Where private banking and finance companies are seeking fresh faces to become wealth managers, they must be able to effectively promote the prospects of the job and ensure that they offer sufficient training.
Understanding the role of a wealth manager
Wealth managers typically support those with substantial income to manage their money in an effective way. They look for ways to make it grow and often support in ensuring a considerable inheritance for the next generation of that family. They will work within financial planning, investment management and advising on pensions, inheritance, tax and trusts in order to support their clients in building a successful wealth portfolio.
As a wealth manager or training as a wealth manager, employees will need to understand the difference between this role and an investment manager. With an investment manager handling financial products, wealth managers will actually look after personal finance portfolios.
Wealth management training
When it comes to inspiring graduates to take up a role in wealth management, one of the key drivers when recruiting millennials is to promote the breadth of training and development that your business can offer. By introducing bespoke wealth management training, graduates will enter your business with a renewed sense of confidence. Where a new employee is introduced to a working environment that offers extensive training, which could include simulations and experiential training to offer them experiences without any risk to the business, they will typically find it easier to assimilate, both into the environment and the job role.
Industry skills training
In order to build the right kinds of people for a position as a wealth manager in your business, you must ensure that your employees possess the skills to meet your client’s needs. By gaining an in-depth understanding of the needs of the clients teamed with a comprehensive knowledge of your financial product offering, your employees will be best equipped to provide your clients with a tailored service that considers their lifestyle and attitude to risk.

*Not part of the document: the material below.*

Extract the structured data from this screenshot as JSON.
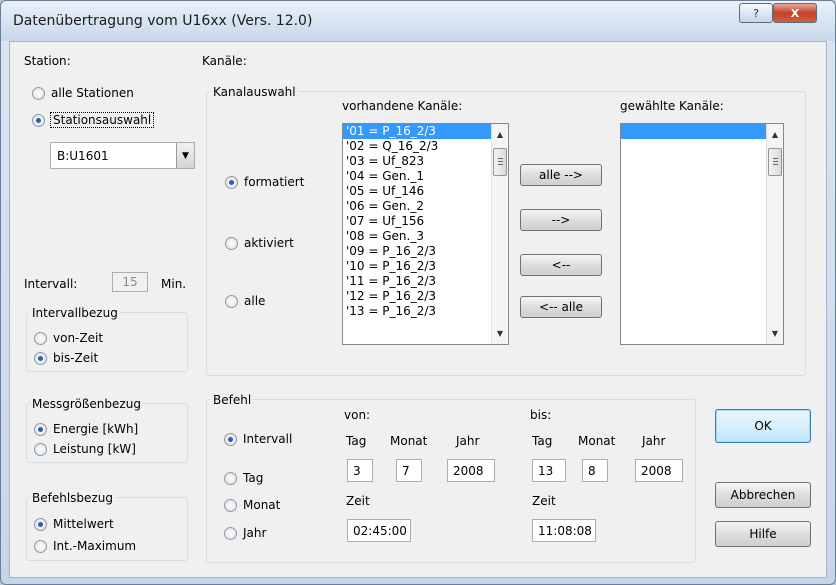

In order to succeed in wealth management, your training content must cover a range of industry and product skills, including areas such as alternative investments, credit skills, equity investments, foreign exchange, hedge funds, portfolio management and a whole host of other skills. The best way to broaden knowledge and close skills gaps are through implementing bespoke wealth management training which endeavours to cover the specific areas of private banking that are the most relevant to your client’s requirements and business objectives.
Aside from the essential technical and financial knowledge required to excel in wealth management, your employees should also establish a broad range of interpersonal skills that will help streamline their internal processes and encourage working with a conscience in everything they do.
Being able to drive projects forward, build relationships with clients and external entities, understand the wider impact of global and local economies on their clients, negotiate and establish excellent customer service skills, wealth managers will be able to put their technical skills to work in the industry more effectively.